在 COVID-19 大流行两年多后,人们对 SARS-CoV-2 在疾病活跃期的人体免疫反应进行了广泛研究。然而,康复后的长期影响对于深入了解 SARS-CoV-2 和与 COVID-19 相关的长期并发症至关重要,目前仍知之甚少。在此,我们对 100 名患者(包括从重症 COVID-19 中康复的患者和血清阴性对照者)外周血循环免疫细胞的单细胞图谱进行了特征分析。流式细胞术分析显示,从重症 COVID-19 中康复的患者体内短暂存活的单核细胞和长寿命调节性 T(Treg)细胞的频率均降低。sc-RNA 测序分析确定了七个异质单核细胞簇和九个 Treg 簇,这些簇与 COVID-19 的严重程度相关,具有独特的分子特征。
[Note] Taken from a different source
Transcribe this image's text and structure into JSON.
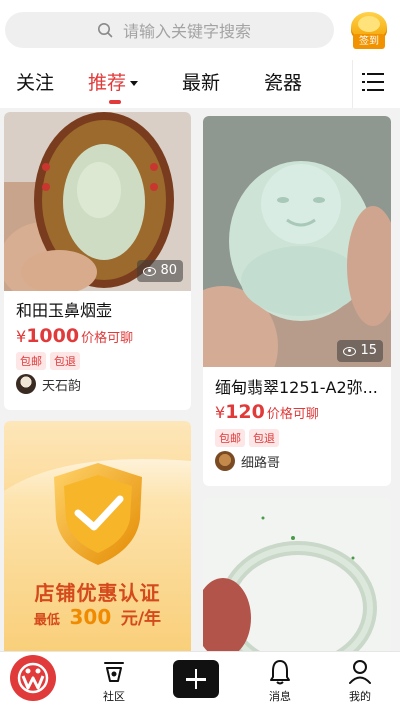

无症状患者包含表达高 CD74 或 IFN 反应性基因的最多的单核细胞和 Treg 簇。相比之下,从严重疾病中康复的患者表现出两种具有炎症特征的主导性单核细胞簇,其特征是 S100 家族基因:一个 S100A8 和 A9 表达高的单核细胞簇与高 HLA-I 相关,另一个 S100A4 和 A6 表达高的 HLA-II 基因的单核细胞簇,一个具有独特 IFITM 家族基因的特定非经典单核细胞簇,以及一个独特的 TGF-β高 Treg 簇。门诊患者和血清阴性对照者与高 HLA 基因表达共享大多数单核细胞和 Treg 簇模式。令人惊讶的是,虽然推测短暂存活的单核细胞似乎在 4 个月以上的时间内持续发生改变,但门诊患者中长寿命 Treg(高 HLA-DRA 和 S100A6)的频率降低在测试的恢复期(≥4 个月)内得到恢复。总的来说,我们的研究确定了在康复后存在持续且动态改变的具有独特分子特征的单核细胞和 Treg 簇,这些改变与 COVID-19 的严重程度有关。